The "safe fracking" question has been asked and answered many times over by government regulators, scientists and other technical experts, and they have concluded that hydraulic fracturing is a fundamentally safe technology. Interior secretaries and EPA heads have repeatedly said that fracking can be done, and is being done, so that it doesn't present environmental or public health problems.
That's been the case for decades, Interior Secretary Sally Jewell, a former petroleum engineer and a former president of REI, the outdoor equipment retailer, said in May. Jewell's predecessor, Ken Salazar, testified to Congress that hydraulic fracturing "has been done safely hundreds of thousands of times" and warned lawmakers against anti-fracking "hysteria."
As far back as 1995, the Environmental Protection Agency studied whether hydraulic fracturing contaminated drinking water. The EPA studied a site in Alabama at the request of environmentalists and found "no evidence" of "any contamination or endangerment of underground sources of drinking water." In 2004, the agency conducted a broader study and also found fracking "poses little or no threat" to water supplies.
In 2009, another study from the U.S. Department of Energy and the Ground Water Protection Council — an interstate body of environmental regulators — concluded that fracking is a "safe and effective" technology for producing energy from deep geological formations like California's Monterey Shale.

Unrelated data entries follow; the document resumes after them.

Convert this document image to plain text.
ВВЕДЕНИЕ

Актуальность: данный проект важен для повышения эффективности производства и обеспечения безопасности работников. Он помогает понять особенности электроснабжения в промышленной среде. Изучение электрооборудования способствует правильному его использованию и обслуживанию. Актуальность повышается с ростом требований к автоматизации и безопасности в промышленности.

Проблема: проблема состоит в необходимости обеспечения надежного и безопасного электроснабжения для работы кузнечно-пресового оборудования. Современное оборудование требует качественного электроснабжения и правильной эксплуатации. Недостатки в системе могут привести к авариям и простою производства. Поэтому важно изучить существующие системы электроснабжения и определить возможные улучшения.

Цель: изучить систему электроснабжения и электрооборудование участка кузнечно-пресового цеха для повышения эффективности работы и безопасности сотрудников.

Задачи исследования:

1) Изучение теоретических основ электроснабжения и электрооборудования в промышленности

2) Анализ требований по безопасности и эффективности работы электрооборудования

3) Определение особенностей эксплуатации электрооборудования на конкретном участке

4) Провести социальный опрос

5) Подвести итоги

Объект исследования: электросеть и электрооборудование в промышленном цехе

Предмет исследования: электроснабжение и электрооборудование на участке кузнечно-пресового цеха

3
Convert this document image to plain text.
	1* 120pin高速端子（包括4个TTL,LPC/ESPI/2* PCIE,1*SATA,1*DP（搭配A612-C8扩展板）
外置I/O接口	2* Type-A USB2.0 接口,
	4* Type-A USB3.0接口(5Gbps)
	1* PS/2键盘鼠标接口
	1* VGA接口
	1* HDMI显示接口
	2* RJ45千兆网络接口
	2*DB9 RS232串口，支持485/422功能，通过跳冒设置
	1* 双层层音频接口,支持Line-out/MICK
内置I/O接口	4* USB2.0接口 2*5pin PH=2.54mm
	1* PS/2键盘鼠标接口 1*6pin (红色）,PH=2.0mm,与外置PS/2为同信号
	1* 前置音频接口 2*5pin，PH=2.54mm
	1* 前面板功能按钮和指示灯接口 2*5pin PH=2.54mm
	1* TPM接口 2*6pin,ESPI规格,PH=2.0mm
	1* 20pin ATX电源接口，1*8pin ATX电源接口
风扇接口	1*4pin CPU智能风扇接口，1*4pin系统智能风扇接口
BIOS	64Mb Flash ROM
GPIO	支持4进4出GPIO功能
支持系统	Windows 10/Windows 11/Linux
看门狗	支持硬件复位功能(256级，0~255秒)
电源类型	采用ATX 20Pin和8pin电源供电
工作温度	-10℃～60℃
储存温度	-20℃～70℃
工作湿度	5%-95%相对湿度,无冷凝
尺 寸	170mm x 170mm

More recently, Stanford University geophysicist Mark Zoback, who's also served as an advisor to the Obama administration, confirmed that fluids used in hydraulic fracturing "have not contaminated any water supply," and with more than a mile of rock separating deep shale formations and shallow drinking water aquifers, "it is very unlikely they could." In California, it is worth noting, more than 80% of hydraulic fracturing occurs in parts of Kern County where there is no potable groundwater.
Anti-fracking forces respond to such good news by finding new ways to scare the public. That's why you hear more and more allegations about air quality, water use and earthquakes. On air quality, they are ignoring that California's oil and gas industry already operates under some of the world's tightest emissions controls, and such controls have worked well in states where fracking and drilling are more widespread than in California.
For example, in Colorado, regulators have reported "decreases in the levels of many organic pollutants associated with oil and gas operations" during a dramatic rise in energy production. And in Texas in recent years, regulators responded to air quality fears in the Dallas-Fort Worth area with round-the-clock monitoring, and found "no levels of concern for any chemicals" and "no immediate health concerns from air quality."
Next, activists exaggerate problems associated with water usage and wastewater disposal associated with hydraulic fracturing. In states where hydraulic fracturing is used much more frequently, and where many times as much water is used as in California, the process accounts for less than 1% of total water demand, according to the Department of Energy and the Groundwater Protection Council. In addition, wastewater can be treated and reused, minimizing both issues.
In California, we use much less water than other states because of our geology. For perspective, the amount of water used in all of the hydraulic fracturing jobs in California last year was about the same amount of water that the state's golf courses consumed in half a day.
As for earthquakes, a yearlong study released in 2012, the first of its kind in the state, at the Inglewood Oil Field in the Baldwin Hills area found "no detectable effects on vibration" — and no water or air quality problems either — from hydraulic fracturing. Perhaps that's because, as Zoback has explained, the amount of seismic energy released during hydraulic fracturing is about the same as "as a gallon of milk falling off a kitchen counter." In fact, the National Research Council concluded last year that hydraulic fracturing does not pose a high risk of inducing earthquakes. The separate process of injecting oil and gas wastewater into deep disposal wells, while it does carry some risk, has never triggered an earthquake in California.
Despite the sound bipartisan defeat of legislation that would impose a moratorium on hydraulic fracturing, some activist groups are still pressing lawmakers to ban the technology. There is no reason to impose a moratorium or ban on a technology that is fundamentally safe, will lead to more jobs and economic growth and will reduce our dependence on foreign oil.
Regulators should continue to review the rules that apply to hydraulic fracturing, and find ways to improve them to ensure that the public has the information it needs about the process. The facts clearly show that this technology can be used safely while regulatory updates are made.
Rock Zierman is chief executive of the California Independent Petroleum Assn.